Rosario es una de las pocas ciudades argentinas en las que no encabezan las encuestas de hinchas Boca y River. Ahí son canallas auriazules o leprosos rojinegros y nadie le pregunta a un pibe “¿De qué cuadro sos?”, sino “¿Sos de Central o de Newell’s?”. Los de Central tienen un poco más de hinchas y muestran orgullosos un cuadro de honor de famosos que integran el Negro Fontanarrosa, Alberto Olmedo y Fito Páez, entre otros. También se apropiaron del Che y por eso hay una camiseta auriazul a rayas en el Museo de la Revolución de La Habana que se supone que es la del club del que era hincha Ernesto Guevara. Pero aunque los de Arroyito sientan que son mayoría, la realidad es que la ciudad se divide prácticamente en dos en cuestiones de afecto futbolero. Se nota siempre y mucho más cuando quedan frente a frente en una cancha. La rivalidad es tan grande y la presión que reciben los futbolistas es tan intensa que algunos admiten que se refugian en sus casas y no salen por una semana si les toca perder un clásico.
El folklore siempre se renueva con muestras espectaculares, como lo que ocurrió ayer en el Gigante repleto cuando los hinchas desplegaron una bandera de 500 metros de largo. El miedo de que se crucen los límites para el lado de la violencia también es enorme y por eso más de 800 policías conformaron el operativo de seguridad en un partido en el que no había hinchas visitantes. El clásico rosarino se calienta solo, pero siempre alguno sobreactúa. En la previa, Brian Sarmiento dijo que si ganaba Newell’s se iba a festejar con un bombo y en calzoncillos al Monumento a la Bandera. Y en el reconocimiento del terreno entró con anteojos oscuros, mirando canchero a los hinchas locales que se lo querían comer. A la hora de la verdad, Sarmiento estuvo metido en muchos entreveros, se encargó de las jugadas de pelota detenida con poca eficiencia y aportó muy poco para el espectáculo. No fue el único, porque en el partido casi no hubo figuras destacadas, pocos alcanzaron un buen puntaje y los momentos interesantes fueron escasos, espaciados y pasaron casi inadvertidos.

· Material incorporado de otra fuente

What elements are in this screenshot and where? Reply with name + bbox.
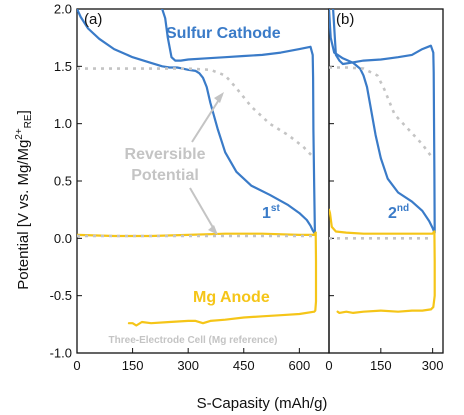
- panel-a: 0 150 300 450 600 2.0 1.5 1.0 0.5 0.0 -0.5 -1.0 (a) 1…: [50, 2, 330, 373]
- x-tick-label: 600: [289, 358, 311, 373]
- x-tick-label: 300: [422, 358, 444, 373]
- y-tick-label: 2.0: [54, 2, 72, 17]
- panel-label: (b): [336, 11, 354, 28]
- y-tick-label: 1.0: [54, 116, 72, 131]
- y-tick-label: -1.0: [50, 346, 72, 361]
- reversible-upper-curve: [77, 67, 316, 160]
- cathode-discharge-curve: [77, 9, 316, 234]
- reversible-arrow-up: [191, 94, 223, 143]
- y-axis-label: Potential [V vs. Mg/Mg2+RE]: [14, 110, 34, 290]
- x-tick-label: 0: [325, 358, 332, 373]
- mg-anode-annotation: Mg Anode: [193, 289, 270, 306]
- panel-b: 0 150 300 (b) 2nd: [325, 8, 444, 373]
- y-tick-label: 0.0: [54, 231, 72, 246]
- cathode-charge-curve: [161, 9, 316, 234]
- three-electrode-note: Three-Electrode Cell (Mg reference): [109, 335, 278, 346]
- reversible-arrow-down: [189, 187, 216, 232]
- anode-discharge-curve: [329, 208, 436, 235]
- reversible-arrowhead-up: [214, 92, 224, 103]
- x-tick-label: 150: [370, 358, 392, 373]
- panel-a-curves: [77, 9, 318, 327]
- x-axis-label: S-Capasity (mAh/g): [197, 395, 328, 412]
- y-tick-label: 1.5: [54, 59, 72, 74]
- panel-b-curves: [329, 9, 436, 314]
- reversible-upper-curve: [329, 66, 434, 159]
- x-tick-label: 150: [122, 358, 144, 373]
- reversible-annotation-line1: Reversible: [125, 146, 206, 163]
- y-tick-label: 0.5: [54, 174, 72, 189]
- x-tick-label: 450: [233, 358, 255, 373]
- anode-charge-curve: [127, 231, 318, 327]
- cycle-label: 2nd: [388, 203, 409, 222]
- anode-charge-curve: [336, 230, 436, 314]
- cathode-charge-curve: [332, 9, 436, 234]
- x-tick-label: 300: [177, 358, 199, 373]
- y-tick-label: -0.5: [50, 288, 72, 303]
- reversible-arrowhead-down: [208, 225, 218, 235]
- reversible-annotation-line2: Potential: [131, 167, 199, 184]
- sulfur-cathode-annotation: Sulfur Cathode: [166, 25, 281, 42]
- cathode-discharge-curve: [329, 9, 436, 234]
- panel-label: (a): [84, 11, 102, 28]
- x-tick-label: 0: [73, 358, 80, 373]
- cycle-label: 1st: [262, 203, 280, 222]
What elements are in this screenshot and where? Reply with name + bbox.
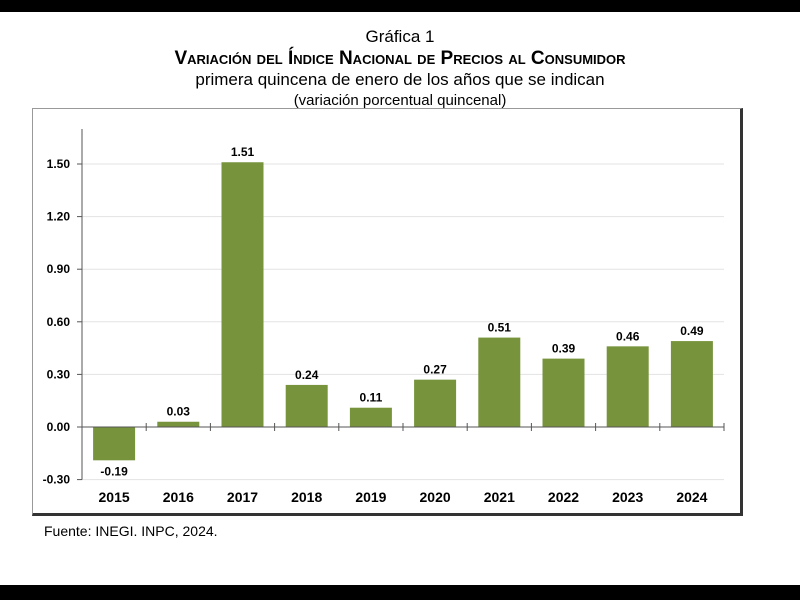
x-tick-label: 2016 xyxy=(163,489,194,505)
bar-2024 xyxy=(670,341,713,427)
x-tick-label: 2022 xyxy=(548,489,579,505)
x-tick-label: 2019 xyxy=(355,489,386,505)
data-label: 0.24 xyxy=(295,368,319,382)
source-year: , 2024. xyxy=(174,523,218,539)
y-tick-label: 0.30 xyxy=(47,367,71,381)
bar-2015 xyxy=(93,427,136,461)
chart-title: Gráfica 1 xyxy=(365,27,435,46)
y-tick-label: 1.20 xyxy=(47,210,71,224)
bar-2023 xyxy=(606,346,649,427)
source-note: Fuente: INEGI. INPC, 2024. xyxy=(44,523,218,539)
data-label: -0.19 xyxy=(100,464,128,478)
y-tick-label: 0.00 xyxy=(47,420,71,434)
source-org: INEGI. INPC xyxy=(95,523,175,539)
y-tick-label: 0.90 xyxy=(47,262,71,276)
source-label: Fuente: xyxy=(44,523,92,539)
y-tick-label: -0.30 xyxy=(43,473,71,487)
bottom-black-band xyxy=(0,585,800,600)
data-label: 0.27 xyxy=(423,363,447,377)
data-label: 0.03 xyxy=(167,405,191,419)
bar-2017 xyxy=(221,162,264,427)
data-label: 0.46 xyxy=(616,329,640,343)
x-tick-label: 2015 xyxy=(99,489,130,505)
data-label: 0.11 xyxy=(360,391,383,405)
chart-subtitle-period: primera quincena de enero de los años qu… xyxy=(195,70,605,89)
data-label: 1.51 xyxy=(231,145,255,159)
chart-subtitle: Variación del Índice Nacional de Precios… xyxy=(174,48,626,69)
top-black-band xyxy=(0,0,800,12)
x-tick-label: 2021 xyxy=(484,489,515,505)
bar-2018 xyxy=(285,384,328,427)
bar-2019 xyxy=(349,407,392,427)
bar-2016 xyxy=(157,421,200,427)
x-tick-label: 2023 xyxy=(612,489,643,505)
x-tick-label: 2024 xyxy=(676,489,707,505)
y-tick-label: 1.50 xyxy=(47,157,71,171)
bar-2020 xyxy=(414,379,457,427)
bar-2021 xyxy=(478,337,521,427)
data-label: 0.49 xyxy=(680,324,704,338)
x-tick-label: 2020 xyxy=(420,489,451,505)
chart-units: (variación porcentual quincenal) xyxy=(293,92,507,109)
y-tick-label: 0.60 xyxy=(47,315,71,329)
chart-frame xyxy=(32,108,743,516)
x-tick-label: 2018 xyxy=(291,489,322,505)
x-tick-label: 2017 xyxy=(227,489,258,505)
data-label: 0.39 xyxy=(552,342,576,356)
bar-2022 xyxy=(542,358,585,427)
data-label: 0.51 xyxy=(488,321,512,335)
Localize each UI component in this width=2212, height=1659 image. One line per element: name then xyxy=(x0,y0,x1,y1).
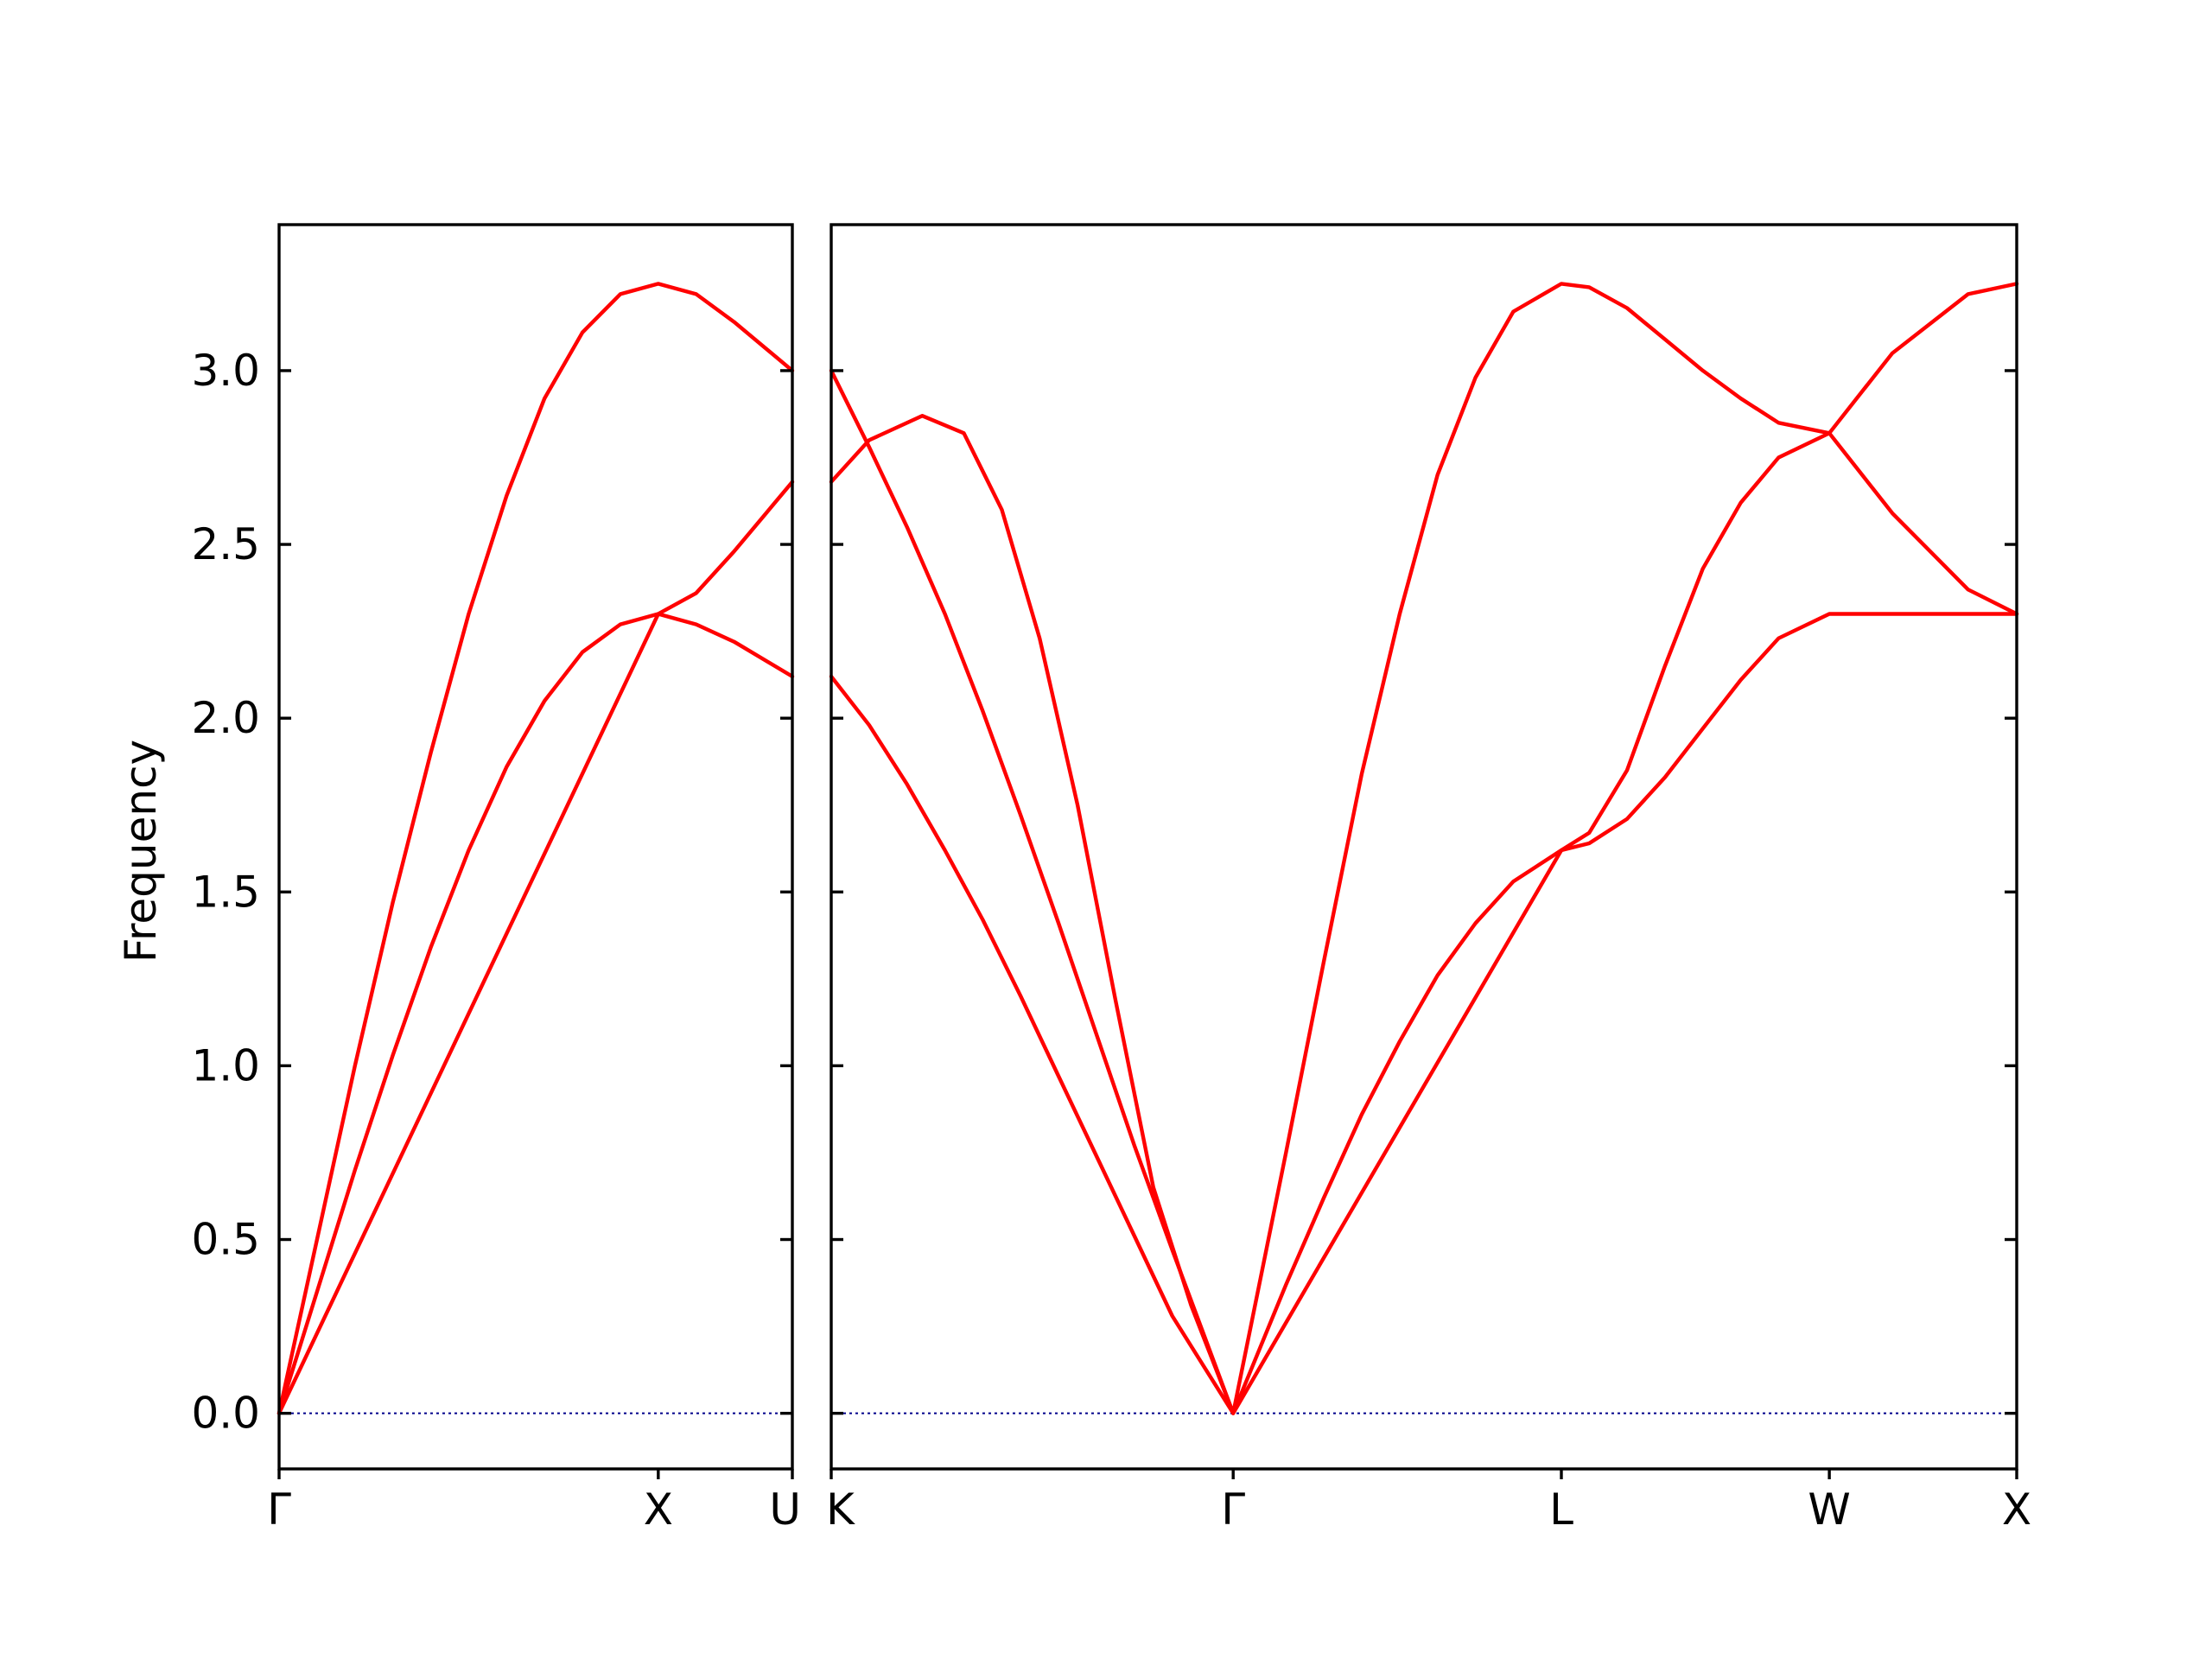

Lo que predominó fue la fricción, el choque, la pierna levantada más allá de lo normal, la protesta, el exagerado reclamo al árbitro, el pase a cualquier parte, la pelota jugada de apuro o revoleada para sacársela de encima. Un atentado al buen gusto.
Ganó Central porque acertó en un cabezazo en el arranque del partido y se aprovechó de la ingenuidad defensiva de sus rivales en el primer centro que cayó en el área. Fue en un corner ejecutado por Gil desde la izquierda. Tobio empujó a su compañero Herrera y entre los dos sacaron de cuadro a Rivero, que era el encargado de la marca del delantero, quien, ya liberado, dio un paso atrás y metió un soberbio cabezazo esquinado, contra un palo. Lo pudo empatar Newell’s en una jugada muy parecida, pero en este caso el cabezazo de Bianchi se fue apenas desviado.
Lo mejor de los visitantes se dio en el arranque del segundo tiempo, con algunos llegadas asociadas y un par de desbordes del pibe Torres, que hicieron pensar que podrían mejorar la pálida imagen del período inicial, pero fue apenas un espejismo. Y pasados los primeros 10 minutos de la segunda etapa todo volvió a la normalidad. Si se quiere rescatar algo de fútbol de esos 90 minutos hay que buscar en ese ratito de Newell’s, en algunos toque contra el piso de Central, en la precisión en el pase, la inteligencia y la habilidad de Carrizo (metió dos deliciosos caños en una jugada por la izquierda), el mejor de la cancha.
Que el partido haya sido espantoso no alcanza para atenuar la alegría de unos ni el dolor de los otros. El clásico es así.